Monday, September 7, 2015

The Rosie Project by Graeme Simsion






Reviewed by Ambrea

Don Tillman is a brilliant but socially awkward professor and geneticist—and he has decided it’s time he found a wife.  Thus, he designs the Wife Project:  a sixteen-page, scientifically validated survey which will help him weed out the smokers, the drinkers, the late arrivers, the vegetarians, and other individuals ill-suited to his search.  Like Rosie Jarman.

Rosie smokes, she drinks, and she always arrives late.  Don quickly dismisses her as a candidate for his Wife Project, but he’s quickly pulled into her life when Rosie asks him to help her identify her biological father.  Set on completing the Father Project, Don and Rosie begin a crazy and dysfunctional quest that takes them across the country—and even across the world—as they search to find matching DNA…and something extraordinary:  a deeper attachment that neither of them saw coming.
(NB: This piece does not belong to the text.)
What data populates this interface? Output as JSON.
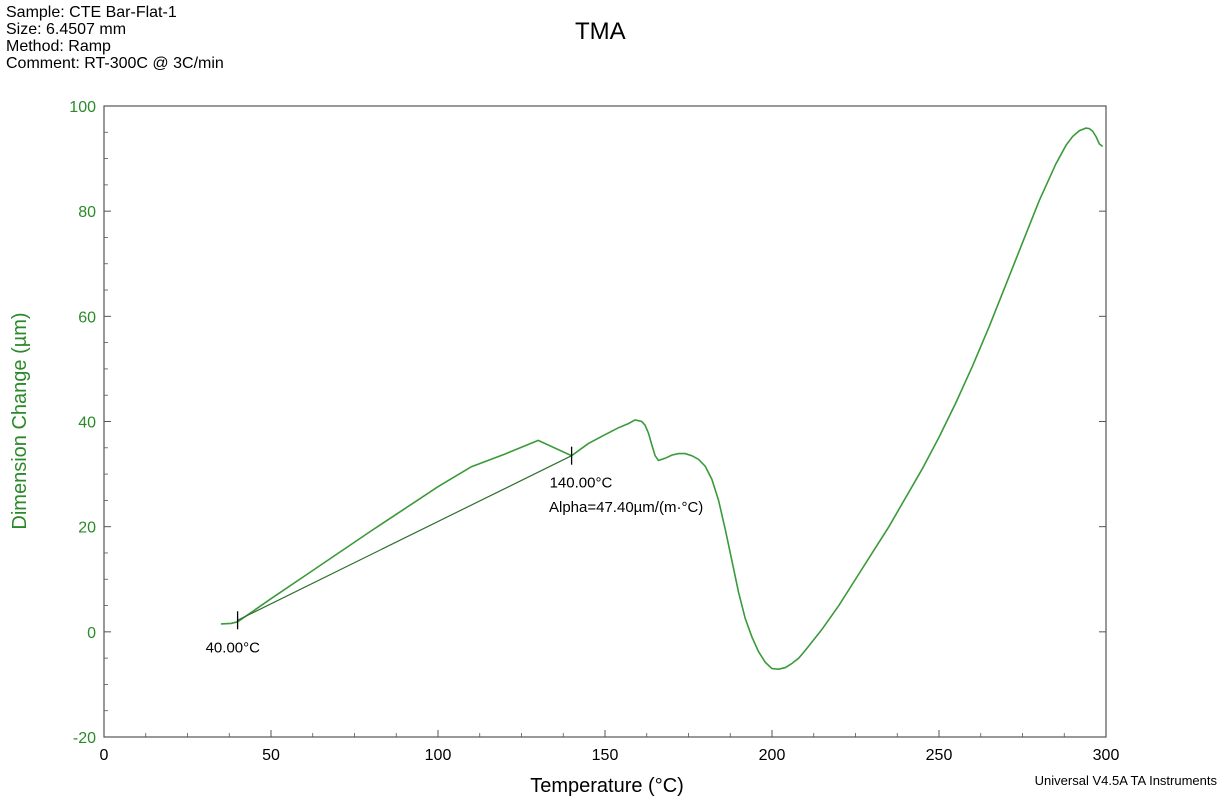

The Rosie Project is an unexpectedly adorable romantic-comedy with endearing characters and hilarious situations that left me laughing.  Don is a wonderful narrator.  Socially awkward, but incredibly bright, Don weaves an intelligent and thoughtful story about the concepts of friendship, family, and love.

Don is brilliant, an absolute genius, and he’s such a quirky lovable character that his faults, such as they are, become part and parcel of who he is.  Don is sometimes difficult to understand, seeing as how his IQ is rather astronomical and he’s still learning “social protocols,” but he’s a wonderful character and an excellent narrator nonetheless.  Moreover, he’s candid, thoughtful, and oblivious to the obvious, but he’s a stickler for the rules.

Until he meets Rosie.

I absolutely loved the dynamic between them—how they interact, how they manage to make the other laugh—and I loved that Rosie was able to coax Don out of his shell and that they were able to grow together in a relationship.  Don, in particular, undergoes a startling change in his efforts to help Rosie:  he’s willing to break the rules and put social convention aside just for her.

It’s romantic, it’s sweet.  And, as they proceed with Rosie’s Father Project, it’s an epic adventure of comical proportions.  They get into some crazy situations (even going so far as to fly to New York City!), and they make mistakes; however, they develop and learn and discover—and, more importantly, they fall in love.

Some aspects of Rosie’s search are incredibly sad, such as the fate of her mother and Geoffrey Case. Similarly, Don’s quest (i.e. his Wife Project) is silly, but it’s sad at the same time.  Like Rosie, he’s searching for a sense of belonging, a feeling of community and closeness—and love—that he’s never quite encountered.  Truthfully, it’s a little heartbreaking.